The Night Counter

In a contemporary twist on “1,001 Nights,” a Lebanese grandmother spends her nights telling tales about her Arab-American family.

The Night Counter By Alia Yunis Shaye Areheart Books 384 pp., $24

Scheherazade was the lovely Persian queen who kept herself alive for 1,001 nights by telling stories so enthralling that her murderous monarch couldn’t bear to behead her. So he married her instead. Fatima Abdullah, however, has neither Scheherazade’s narrative flair nor her seductive looks.

Fatima is an elderly Lebanese woman living in Los Angeles with her favorite grandson, Amir. She moved to Detroit from Lebanon seven decades ago and has since had two husbands, 10 children, and 14 grandchildren. At this point, she’s ready to say goodbye to all of it.

Or almost ready, that is. First, she must find a wife for wannabe actor Amir (blithely overlooking his constant insistence that he’s gay) and then arrange for him to inherit her beloved mother’s house in Lebanon. In the meantime, as the successful conclusion of that task drags on, Fatima is content to stay alive for another 1,001 days, spending each night telling her stories to Scheherazade. (Scheherazade apparently, has become immortal, and now travels the globe – beautiful as ever – hearing stories from others.)

Such is the premise of The Night Counter, Alia Yunis’s debut novel, the sweet, funny, meandering story of Fatima, her family, and the uneven process of their assimilation into life in America.
Not all of Fatima’s children, who now live scattered across the US, are entirely likable. In fact, most have disappointed her in one way or another. Her only living son, Bassam, (two other boys died young) has spent much of his adult life on an alcoholic bender in Las Vegas, although the events of 9/11 have now shocked him into a promising sobriety.

Several of her daughters have succeeded in pursuing what many would consider to be the American dream – but it’s not necessarily the course their mother would have chosen for them.

Randa is so fully integrated a Texan that she now calls herself Randy. She’s a Houston matron who cheerfully dotes on her three cheerleader daughters and successful attorney husband Bud (name changed from “Bashar”).  Nadia has become an academic, an expert in classical Arabic, but she hurt her parents by learning the language from “experts” instead of from them, paying for what they would gladly have given her free of charge. And Halal is a gynecologist (or “gymnologist,” as Fatima puts it) who committed her own offense by marrying a Chinese colleague rather than a fellow Arab-American.

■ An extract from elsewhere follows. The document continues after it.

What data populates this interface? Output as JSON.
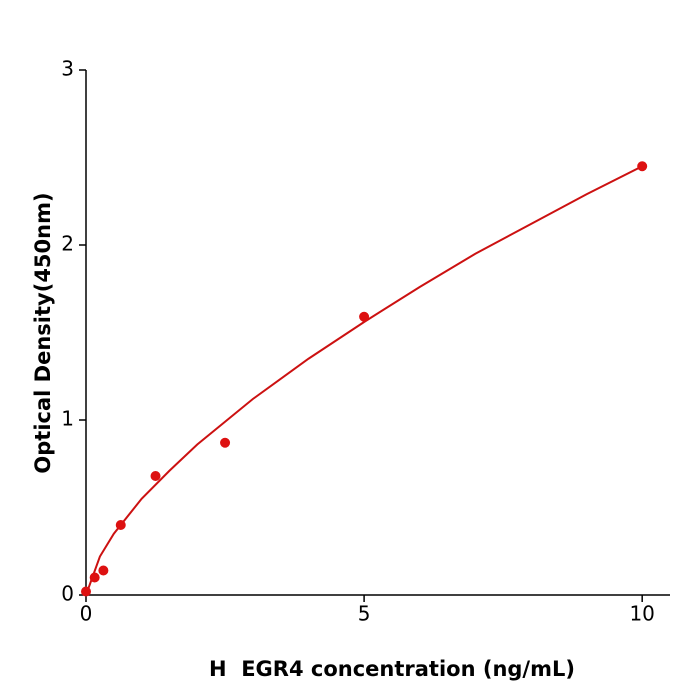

The other daughters, as well, have their own degrees of success and/or disappointment, but all keep their mother at somewhat of a polite distance, calling regularly, but mostly to talk about the weather in their various locales.

And yet despite it all, Fatima is a survivor. She has left gentle, longtime husband Ibrahim in Detroit, to spend her final days with Amir pursuing her idée fixe: that Amir must return to Lebanon.
But as she nightly spills her stories of her children and their children to Scheherazade (who sometimes takes it upon herself to zip away on her flying carpet and visit various of them), it becomes clear that there is much to Fatima’s own story that she herself cannot see. “It takes time to love a place, just as it takes time to love a man,” Scheherazade counsels her. And so, by the novel’s end, it becomes clear that Fatima’s true treasure has always been much closer at hand than she imagines.

Fatima makes a grand protagonist – a somewhat befuddled yet strong, independent character who may have rejected much about the US, but sure loves American sports, particularly the Detroit Tigers. (“How could [the Tigers] get swept by the Twins,” she frets, “a team playing under a plastic bag on spongy cement?”) There is also a hilarious scene in which a special FBI agent trained in Arabic (assigned to watch over this “suspicious” Arab-American family with ties to both Lebanon and Detroit) tries to interview Fatima, who mistakes her for Scheherazade, offering her cooking tips and motherly laments which the FBI agent frantically parses for information on terrorist plots.

The Abdullahs are anything but a Norman Rockwell painting, but in their own way, they are a very typical American family. They may have their differences but they also have their stories. And, as Scheherazade points out, in the end, that’s what holds a family (much like a nation) together.

“Stories keep us entertained and enlightened,” she tells Fatima. “And if we don’t know the ending, all the better.”

Marjorie Kehe is the Monitor’s book editor.